# Interesting color



## texasgal

So freakin' cute .. they look like bay or brown leopard appaloosa mules .. don't they?


----------



## TexanFreedom

Yeah  

The nearest one has a definite mule-ey face, but some pretty small ears. 
The thing that puzzles me is the one behind it has a dark brown neck and body, and a light, chestnut colored face :/


----------



## tempest

Awww, they're adorable. My friend had a bay leopard spot Appaloosa. I loved his coloring.


----------



## gigem88

Very cute!


----------



## TexanFreedom

Yeah, I wish they were both mine, then I could train them to pull a carriage together, and name one Pongo, and the other Perdy, and give one red tack, the other blue.
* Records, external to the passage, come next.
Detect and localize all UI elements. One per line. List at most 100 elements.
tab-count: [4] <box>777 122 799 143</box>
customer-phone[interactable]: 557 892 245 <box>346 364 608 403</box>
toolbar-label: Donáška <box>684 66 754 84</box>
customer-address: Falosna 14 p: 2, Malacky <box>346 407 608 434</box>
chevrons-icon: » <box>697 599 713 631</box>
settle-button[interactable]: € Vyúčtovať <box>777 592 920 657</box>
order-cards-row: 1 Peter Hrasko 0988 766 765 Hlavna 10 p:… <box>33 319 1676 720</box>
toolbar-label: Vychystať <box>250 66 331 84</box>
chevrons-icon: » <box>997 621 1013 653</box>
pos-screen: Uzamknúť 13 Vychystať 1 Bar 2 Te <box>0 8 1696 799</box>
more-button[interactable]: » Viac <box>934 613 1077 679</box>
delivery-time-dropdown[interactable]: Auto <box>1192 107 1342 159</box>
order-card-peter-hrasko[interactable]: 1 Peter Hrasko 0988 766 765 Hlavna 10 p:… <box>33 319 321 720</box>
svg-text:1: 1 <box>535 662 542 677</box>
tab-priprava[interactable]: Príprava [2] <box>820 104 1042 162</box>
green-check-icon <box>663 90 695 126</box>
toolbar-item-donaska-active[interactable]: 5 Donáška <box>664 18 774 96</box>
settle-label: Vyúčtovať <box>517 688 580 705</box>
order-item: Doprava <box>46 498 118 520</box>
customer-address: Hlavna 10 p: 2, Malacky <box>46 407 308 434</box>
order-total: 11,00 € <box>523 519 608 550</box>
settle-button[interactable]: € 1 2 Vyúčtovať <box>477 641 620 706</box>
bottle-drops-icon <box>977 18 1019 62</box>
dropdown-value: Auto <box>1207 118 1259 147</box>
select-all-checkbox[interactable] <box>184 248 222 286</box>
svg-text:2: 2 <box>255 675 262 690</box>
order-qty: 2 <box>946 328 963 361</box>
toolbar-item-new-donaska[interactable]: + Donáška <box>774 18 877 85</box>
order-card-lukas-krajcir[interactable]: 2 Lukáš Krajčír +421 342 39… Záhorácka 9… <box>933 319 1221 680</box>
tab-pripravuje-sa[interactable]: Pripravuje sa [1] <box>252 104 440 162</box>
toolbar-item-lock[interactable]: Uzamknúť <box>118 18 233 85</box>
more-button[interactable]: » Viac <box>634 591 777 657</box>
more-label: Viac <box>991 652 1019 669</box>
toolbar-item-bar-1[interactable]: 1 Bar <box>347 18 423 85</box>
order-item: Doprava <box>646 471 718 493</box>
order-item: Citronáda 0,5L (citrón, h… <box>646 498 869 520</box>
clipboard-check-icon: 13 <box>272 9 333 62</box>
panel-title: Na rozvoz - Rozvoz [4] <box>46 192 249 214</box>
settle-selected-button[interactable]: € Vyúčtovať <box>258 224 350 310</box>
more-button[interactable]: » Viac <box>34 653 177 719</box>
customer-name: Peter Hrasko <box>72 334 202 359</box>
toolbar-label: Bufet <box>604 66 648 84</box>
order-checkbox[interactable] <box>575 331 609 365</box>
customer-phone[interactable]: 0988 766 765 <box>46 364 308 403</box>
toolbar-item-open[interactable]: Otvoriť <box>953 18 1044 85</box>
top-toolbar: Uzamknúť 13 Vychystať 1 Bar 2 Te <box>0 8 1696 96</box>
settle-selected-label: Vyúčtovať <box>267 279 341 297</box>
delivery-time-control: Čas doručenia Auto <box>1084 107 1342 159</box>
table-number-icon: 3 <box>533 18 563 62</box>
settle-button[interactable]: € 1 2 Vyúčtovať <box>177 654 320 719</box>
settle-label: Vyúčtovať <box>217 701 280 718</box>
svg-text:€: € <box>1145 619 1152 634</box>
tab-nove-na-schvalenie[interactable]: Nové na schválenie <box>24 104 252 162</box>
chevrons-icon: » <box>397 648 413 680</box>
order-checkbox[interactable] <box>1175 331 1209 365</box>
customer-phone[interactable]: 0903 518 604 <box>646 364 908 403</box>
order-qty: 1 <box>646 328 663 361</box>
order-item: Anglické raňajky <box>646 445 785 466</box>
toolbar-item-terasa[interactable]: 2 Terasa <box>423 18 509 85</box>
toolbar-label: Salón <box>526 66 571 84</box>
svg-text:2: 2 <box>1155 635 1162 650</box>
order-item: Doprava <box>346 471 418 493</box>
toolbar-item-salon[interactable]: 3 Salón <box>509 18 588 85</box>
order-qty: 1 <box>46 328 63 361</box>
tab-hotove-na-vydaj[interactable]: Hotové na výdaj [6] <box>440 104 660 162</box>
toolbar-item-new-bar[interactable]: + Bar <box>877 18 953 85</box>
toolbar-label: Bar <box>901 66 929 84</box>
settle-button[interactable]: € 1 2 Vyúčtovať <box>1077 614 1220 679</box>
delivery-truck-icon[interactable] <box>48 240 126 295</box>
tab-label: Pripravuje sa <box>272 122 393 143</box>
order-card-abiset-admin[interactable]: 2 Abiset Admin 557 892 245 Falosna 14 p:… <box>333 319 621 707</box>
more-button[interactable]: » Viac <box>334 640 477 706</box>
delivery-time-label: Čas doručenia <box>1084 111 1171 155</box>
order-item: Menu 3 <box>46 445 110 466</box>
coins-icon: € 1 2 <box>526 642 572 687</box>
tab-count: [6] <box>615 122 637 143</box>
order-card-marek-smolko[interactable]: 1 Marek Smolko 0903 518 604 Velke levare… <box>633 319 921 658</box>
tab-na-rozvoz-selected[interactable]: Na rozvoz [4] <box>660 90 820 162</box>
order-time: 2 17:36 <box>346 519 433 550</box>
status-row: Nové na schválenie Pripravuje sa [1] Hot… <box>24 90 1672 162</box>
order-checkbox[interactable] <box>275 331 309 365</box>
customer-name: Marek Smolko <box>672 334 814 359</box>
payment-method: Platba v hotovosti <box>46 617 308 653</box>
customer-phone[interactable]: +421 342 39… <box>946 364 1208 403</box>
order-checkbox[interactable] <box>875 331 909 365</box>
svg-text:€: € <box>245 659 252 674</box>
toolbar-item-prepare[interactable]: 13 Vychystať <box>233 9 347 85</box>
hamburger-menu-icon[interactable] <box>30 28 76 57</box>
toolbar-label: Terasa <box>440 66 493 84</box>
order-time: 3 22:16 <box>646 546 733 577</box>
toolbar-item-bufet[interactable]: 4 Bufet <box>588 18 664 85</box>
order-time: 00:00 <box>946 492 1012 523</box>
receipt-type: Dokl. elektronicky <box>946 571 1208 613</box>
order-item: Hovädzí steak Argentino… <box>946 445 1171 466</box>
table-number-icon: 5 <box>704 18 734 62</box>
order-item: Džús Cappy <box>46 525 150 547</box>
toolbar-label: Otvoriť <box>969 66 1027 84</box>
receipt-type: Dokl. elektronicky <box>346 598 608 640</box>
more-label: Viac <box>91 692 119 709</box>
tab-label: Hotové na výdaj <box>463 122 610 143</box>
See what those Budwiser guys think about that!


----------



## palominolover

They are SO cute . I would love to have a loud coloured one myself.


----------



## TexanFreedom

Look what I just found: 








Too cute, and look at the heart on his bum!


----------



## littrella

OMG!!! I would love to have one of those!!! Hubby is giving me the "don't even think about it" glare. LOL


----------



## filly20

Ya I've seen it before (not person), but around. Cute!


----------



## clipclopclip

I would just call them brown spotted mules...though they could possibly be hinnys...look at their tails.


----------



## Centaurheart

Oh too cute. Thanks for sharing!


----------